Joel Reicher wrote:

> 'scuse my naivete, but don't you get very good accuracy if you have
> a consistent hardware clock, a drift file, and enough time (months?)
> of using many servers to build up a good value in the file?

No. All it takes is one asymetric link between you and your timeserver
to through your time off.

NTP works by sending a query to a time server. That query is placed in a
UDP packet, and generally sent over the Internet.

>From your machine to the timeserver, it takes X milliseconds. From the
timeserver to your machine, it takes Y milliseconds. Your machine (or
any machine) can only measure the sum X+Y, and it then assumes X = Y.

With asymetric links (i.e., upload speed != download speed), X != Y.
Your time will be reliably skewed either a few ms ahead of or behind of
true time. This is because an asymetric link consistently transmits
packets faster in one direction that the other.

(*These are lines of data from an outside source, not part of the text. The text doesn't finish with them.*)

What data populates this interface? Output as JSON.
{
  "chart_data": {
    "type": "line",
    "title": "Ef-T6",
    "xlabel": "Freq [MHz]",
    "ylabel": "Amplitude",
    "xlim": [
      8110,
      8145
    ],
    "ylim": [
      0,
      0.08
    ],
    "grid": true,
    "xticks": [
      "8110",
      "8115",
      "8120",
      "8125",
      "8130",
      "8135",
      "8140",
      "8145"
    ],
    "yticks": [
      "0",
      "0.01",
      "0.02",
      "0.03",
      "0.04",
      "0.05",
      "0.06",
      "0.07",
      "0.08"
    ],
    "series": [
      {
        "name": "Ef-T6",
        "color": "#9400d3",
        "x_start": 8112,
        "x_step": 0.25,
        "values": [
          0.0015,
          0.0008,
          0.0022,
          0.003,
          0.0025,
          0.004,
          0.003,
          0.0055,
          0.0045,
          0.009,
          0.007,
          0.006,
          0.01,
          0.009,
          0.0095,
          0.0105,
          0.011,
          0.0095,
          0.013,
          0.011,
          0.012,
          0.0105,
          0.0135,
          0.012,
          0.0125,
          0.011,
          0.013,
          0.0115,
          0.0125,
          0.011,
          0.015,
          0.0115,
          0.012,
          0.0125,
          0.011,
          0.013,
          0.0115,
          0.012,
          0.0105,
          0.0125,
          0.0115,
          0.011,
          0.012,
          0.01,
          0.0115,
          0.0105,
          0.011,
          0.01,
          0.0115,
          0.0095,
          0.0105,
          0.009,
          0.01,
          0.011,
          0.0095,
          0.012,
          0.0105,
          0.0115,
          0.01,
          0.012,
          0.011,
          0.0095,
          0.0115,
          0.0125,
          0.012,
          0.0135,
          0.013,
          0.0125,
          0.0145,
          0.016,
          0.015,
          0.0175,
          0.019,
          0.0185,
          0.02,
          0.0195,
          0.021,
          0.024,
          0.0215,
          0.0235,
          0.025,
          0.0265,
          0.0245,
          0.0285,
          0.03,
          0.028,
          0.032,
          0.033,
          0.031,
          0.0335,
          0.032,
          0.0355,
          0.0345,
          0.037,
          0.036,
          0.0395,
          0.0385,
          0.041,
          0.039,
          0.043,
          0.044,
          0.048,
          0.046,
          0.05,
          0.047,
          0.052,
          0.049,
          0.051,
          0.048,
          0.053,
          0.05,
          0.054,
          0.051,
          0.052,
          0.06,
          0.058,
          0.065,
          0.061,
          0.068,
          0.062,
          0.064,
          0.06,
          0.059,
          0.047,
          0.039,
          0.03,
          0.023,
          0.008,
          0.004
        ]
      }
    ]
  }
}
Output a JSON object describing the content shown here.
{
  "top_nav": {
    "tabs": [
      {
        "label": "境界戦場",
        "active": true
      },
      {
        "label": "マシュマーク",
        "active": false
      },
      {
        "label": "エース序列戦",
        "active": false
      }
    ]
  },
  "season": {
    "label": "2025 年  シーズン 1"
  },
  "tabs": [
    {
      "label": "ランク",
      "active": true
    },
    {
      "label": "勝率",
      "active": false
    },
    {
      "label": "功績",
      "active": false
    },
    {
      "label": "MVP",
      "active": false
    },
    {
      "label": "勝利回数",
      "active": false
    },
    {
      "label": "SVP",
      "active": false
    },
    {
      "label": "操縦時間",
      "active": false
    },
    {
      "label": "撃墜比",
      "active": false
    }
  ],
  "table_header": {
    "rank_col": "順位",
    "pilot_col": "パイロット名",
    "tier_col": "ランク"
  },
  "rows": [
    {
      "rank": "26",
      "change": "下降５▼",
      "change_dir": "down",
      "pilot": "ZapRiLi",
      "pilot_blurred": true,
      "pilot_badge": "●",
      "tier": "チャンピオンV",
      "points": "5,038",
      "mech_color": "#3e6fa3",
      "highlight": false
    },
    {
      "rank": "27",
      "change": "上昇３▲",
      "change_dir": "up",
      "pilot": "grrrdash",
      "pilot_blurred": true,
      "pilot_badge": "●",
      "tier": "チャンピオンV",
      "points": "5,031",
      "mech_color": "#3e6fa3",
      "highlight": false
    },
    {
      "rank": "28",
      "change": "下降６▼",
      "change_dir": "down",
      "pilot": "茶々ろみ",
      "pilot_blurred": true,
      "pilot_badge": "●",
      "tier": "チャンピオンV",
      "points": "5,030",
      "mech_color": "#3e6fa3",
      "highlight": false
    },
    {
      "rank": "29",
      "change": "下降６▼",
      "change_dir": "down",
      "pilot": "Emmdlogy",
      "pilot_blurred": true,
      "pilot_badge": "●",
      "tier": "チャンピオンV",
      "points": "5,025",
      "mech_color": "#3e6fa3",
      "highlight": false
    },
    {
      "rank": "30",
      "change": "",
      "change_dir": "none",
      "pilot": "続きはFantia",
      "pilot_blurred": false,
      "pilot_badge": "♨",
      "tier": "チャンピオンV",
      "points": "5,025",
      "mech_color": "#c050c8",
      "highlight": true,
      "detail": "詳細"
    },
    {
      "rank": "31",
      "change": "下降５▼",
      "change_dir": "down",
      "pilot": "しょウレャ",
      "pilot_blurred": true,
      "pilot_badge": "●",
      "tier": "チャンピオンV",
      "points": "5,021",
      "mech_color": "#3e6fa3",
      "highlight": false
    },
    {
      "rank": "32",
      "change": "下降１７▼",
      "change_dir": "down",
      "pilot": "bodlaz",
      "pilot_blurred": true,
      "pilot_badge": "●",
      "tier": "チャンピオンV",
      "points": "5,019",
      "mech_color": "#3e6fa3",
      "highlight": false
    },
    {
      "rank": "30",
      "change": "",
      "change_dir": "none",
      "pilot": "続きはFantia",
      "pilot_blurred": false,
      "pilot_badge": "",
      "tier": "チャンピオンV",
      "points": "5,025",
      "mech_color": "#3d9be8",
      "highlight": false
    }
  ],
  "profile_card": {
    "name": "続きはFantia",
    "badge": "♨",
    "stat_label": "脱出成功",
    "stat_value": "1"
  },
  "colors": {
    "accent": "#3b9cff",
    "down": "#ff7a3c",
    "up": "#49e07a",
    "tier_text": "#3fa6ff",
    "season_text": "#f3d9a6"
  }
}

Then there are other effects that can randomly push the time askew like
jitter. These won't give a consistent offet, but add a random component
to your offset from true time.

The only way to get 1ms accuracy, really, is to have a local time
source. GPS is nice. Time radio will work too, but remember that you
*must* calibrate for speed-of-light delay (if you fail to do so, being
~140mi from the transmitter will already put you 1ms off).